Ultimately, however, all of these efforts would not deliver on their promises, with business models soon proving uneconomic and wider corporate problems spelling out the demise of the parks that did open. Further AS-1 films never came either, despite a ‘Sonic Ride’ prototype thought to be intended for them. Still, tenaciously, a few Joypolis locations remain to this day, including the Tokyo flagship opened in 1996 – even with their original intent long lost, their AS-1 simulators contained long decommissioned, and the likes of Scramble Training only viewable now by certain miraculous preservation efforts, these remaining locations are indebted to those original engineers of AM5, some of whom still remain involved today.

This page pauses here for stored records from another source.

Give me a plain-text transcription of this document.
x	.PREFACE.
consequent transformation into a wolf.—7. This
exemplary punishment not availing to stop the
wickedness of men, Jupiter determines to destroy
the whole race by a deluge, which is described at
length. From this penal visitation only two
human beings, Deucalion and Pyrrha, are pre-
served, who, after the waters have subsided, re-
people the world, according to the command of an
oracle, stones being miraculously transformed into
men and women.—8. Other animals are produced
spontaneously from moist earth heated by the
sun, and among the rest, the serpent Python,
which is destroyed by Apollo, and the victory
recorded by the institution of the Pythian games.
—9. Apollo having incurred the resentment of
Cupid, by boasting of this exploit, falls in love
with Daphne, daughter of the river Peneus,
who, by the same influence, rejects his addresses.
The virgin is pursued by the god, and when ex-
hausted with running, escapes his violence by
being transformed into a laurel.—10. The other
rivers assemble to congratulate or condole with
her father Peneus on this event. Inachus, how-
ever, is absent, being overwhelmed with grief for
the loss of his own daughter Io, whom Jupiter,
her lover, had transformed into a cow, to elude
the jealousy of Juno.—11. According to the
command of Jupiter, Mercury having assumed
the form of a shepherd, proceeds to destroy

Outside of the technological innovations of the simulator that enabled the likes of Tokyo Joypolis to continue operating into the 2020s, the AS-1’s software works launched numerous careers. The creators of its two most prominent ride films in particular – the aforementioned Kenji Sasaki and Tetsuya Mizuguchi – met after working on their projects for it as young, inexperienced developers. The groundwork was laid for them here to then come together as director and producer for the creation of Sega Rally Championship, the video game on which they would truly make their names, and the rest, as they say, is history.

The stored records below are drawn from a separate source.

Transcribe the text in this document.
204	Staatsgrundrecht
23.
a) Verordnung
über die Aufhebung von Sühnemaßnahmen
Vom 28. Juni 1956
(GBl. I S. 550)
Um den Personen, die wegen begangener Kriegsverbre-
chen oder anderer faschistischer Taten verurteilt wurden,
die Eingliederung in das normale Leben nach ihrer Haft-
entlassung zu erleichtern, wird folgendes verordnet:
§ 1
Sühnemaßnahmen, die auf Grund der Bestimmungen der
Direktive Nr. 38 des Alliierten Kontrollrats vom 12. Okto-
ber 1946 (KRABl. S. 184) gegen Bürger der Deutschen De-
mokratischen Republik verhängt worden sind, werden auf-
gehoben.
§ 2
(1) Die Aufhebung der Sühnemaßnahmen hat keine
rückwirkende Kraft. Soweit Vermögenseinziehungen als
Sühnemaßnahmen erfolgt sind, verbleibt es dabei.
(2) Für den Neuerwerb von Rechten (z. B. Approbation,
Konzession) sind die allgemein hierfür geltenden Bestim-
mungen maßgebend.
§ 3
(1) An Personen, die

Many now know Sasaki as something of an arcade legend, responsible for scores of Sega’s best-loved racing games and more. Meanwhile, Mizuguchi goes without saying as one of the most world-renowned auteurs in gaming. And again, just as Tokyo Joypolis rumbles on, Sega alumni that got their start on the AS-1 like Sasaki even now get to exert influence on gaming, both via his continuing independent work for Sega Amusements International on its new Drone Racing Genesis game, and from new generations of developers reworking his old classics for today in the form of C-Smash VRS and Over Jump. "I am happy that I am still active as I was then," he says.
Culturally, Sega’s AS-1 films – particularly Megalopolis – left an impression that lingered longer than most would first think. Thanks in part to its inclusion in SIGGRAPH '93, not only was footage from Megalopolis then used in influential CGI art-film instalment The Gate to the Mind's Eye, but French director Luc Besson became another who is said to have seen the film – and also wanted to ride an AS-1 as a guest at Sega's headquarters. A few years on from this, he would create the epic taxi chase scene for his classic sci-fi adventure the Fifth Element – recently combined with another Sega classic as well – and when comparing them, it is not hard to see where he most likely got some of the inspiration from.
In the end, Sega’s influential stay in the theme park industry was brief but potent, vividly demonstrating the need for interactivity in future theme park attractions. For all its lesser historical infamy, and the swift fall of many of the business endeavours that Sega touted in amusement operations, the AS-1 deserves to be held up as a talisman – both for that innovative spirit of blending the physical, virtual and interactive together, but also for a company and its creators in their exorbitant, booming and ultimately fearless prime.
“From the end of the 1980s, I was making prototypes for the AS-1 and I've had the opportunity to do location demonstrations… It's a fond memory. This is my memorable first job at Sega.” concludes Kenji Sasaki.